CASE is 30 years old!

It is hard to believe, but CASE – Center for Social and Economic Research is turning 30 this year! It is a great achievement that an institution founded in August 1991 by 10 people[1], without the experience and knowledge needed to run a private institution, and without financial capital, has survived in good shape for three decades. CASE has carried out much-needed activities in Poland and internationally, ensuring the high quality of its work at all times. Despite the limitations due to the COVID-19 pandemic, the Foundation has entered its jubilee year in good financial shape, and we can celebrate our anniversary with satisfaction.
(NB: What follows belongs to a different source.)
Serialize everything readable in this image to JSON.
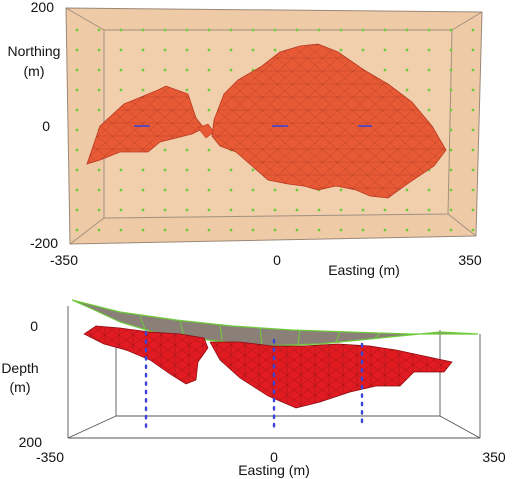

I have been with CASE from the very beginning: I was a member of the founding group, a vice president for the first 17 years of CASE, then president of the Management Board for four years, and for the last 13 years I have been a Chairwoman of the CASE Supervisory Council (the equivalent of a supervisory board in companies). So I have - as they say - an institutional memory, because I have been on the inside for all 30 years.

The 30th birthday is a time to summarize CASE's achievements.

The Center was a child of the political breakthrough in Poland. It was also tangible proof of the freedom that the political breakthrough of 1989 gave us. CASE was an initiative of a group of people who had experience in research and teaching in the People's Republic of Poland, and who in the first years after the 1989 breakthrough worked for various state institutions, which – unlike the business sector – were very slow to change. Our individual frustrations and desire to create something new born the idea of founding a private research institute operating in the field of economic sciences.

Only a few private think tanks established in post-communist countries shortly after the political transformation have stood the test of time. CASE has succeeded. Our strengths have been: our determination to influence institutional change in the economy; our ability to attract good economists; our investment in young talent; our attention to publishing and communicating our research; and finally, our commitment to quality, without which you cannot gain reputation, which is needed to run a think tank in a competitive market economy. And there are three more important factors that make the institution stable. The first is the strong commitment of several founders to run (management and supervision) the organization over 21 years, and their commitment was not based on financial aspects. The second factor: we managed to go – although it was not easy – to the second stage of the organization's development, and when it was time for a generational change, we had to entrust CASE management to younger people, who, naturally, were from the outside of the founders' circle. The third factor: the Foundation started without financial capital, and although it has begun building its endowment fund since 2006, it never had financial comfort. Typically, at the beginning of the year, we did not have secured funding for the entire year. Such financial discomfort was a strong incentive for the board to act very prudently. 

CASE operated in three different eras, adjusting its activities to them accordingly: first, we lived with the systemic transformation in Poland and other post-Soviet countries; then with the preparation of Poland and other post-communist countries for EU membership; and finally with EU and global issues.

We, the 'CASE people' – the Foundation's staff from various periods, experts working on our projects, CASE Fellows, employees, as well as members of the Foundation's Council, founders and members of its successive management boards – have much to celebrate!

Over the course of 30 years, the Foundation has completed more than 600 projects. In total, we have carried out assistance projects for ... 105 countries, including most of the post-communist countries and other developing countries. We have done dozens of international research projects with large international research teams. We have several publication series, initially they were in paper, then paper and electronic, now they are mostly only e-publications, and they are widely distributed. We note with satisfaction the citations of CASE publication authors in economics articles and books. We have organized many national and international conferences, seminars (including a series of public economic seminars that we have been conducting for 30 years in cooperation with mBank and its predecessors), we engage in consultations on governmental, foreign and EU programs, and we take part in international and national scientific discussions. We have organized many national and international conferences and seminars (including a series of economic seminars that we have been conducting for 30 years in cooperation with mBank and its predecessors), we engage in consultations on governmental, foreign, and EU programs, and we take part in international and national scientific discussions.

CASE has been high in international rankings for several years.

More than 1,000 experts have worked on CASE projects: Poles and people of many other nationalities. Young economists who began their professional careers with CASE can be found in many important university centers and international organizations, including the ECB, and they are our best business card.

CASE is entering its 30th year with a strong reputation, a strong team, and a strong position in Poland and Europe.

I invite you to celebrate with us.


Ewa Balcerowicz

Chairwoman of CASE Supervisory Council


[1] CASE founders: Tadeusz Baczko, Ewa Balcerowicz, Barbara Błaszczyk, Władysław Brzeski, Krzysztof Chmielewski, Andrzej Cylwik, Marek Dąbrowski, Anna Fornalczyk, Stanisława Golinowska, and Jacek Rostowski.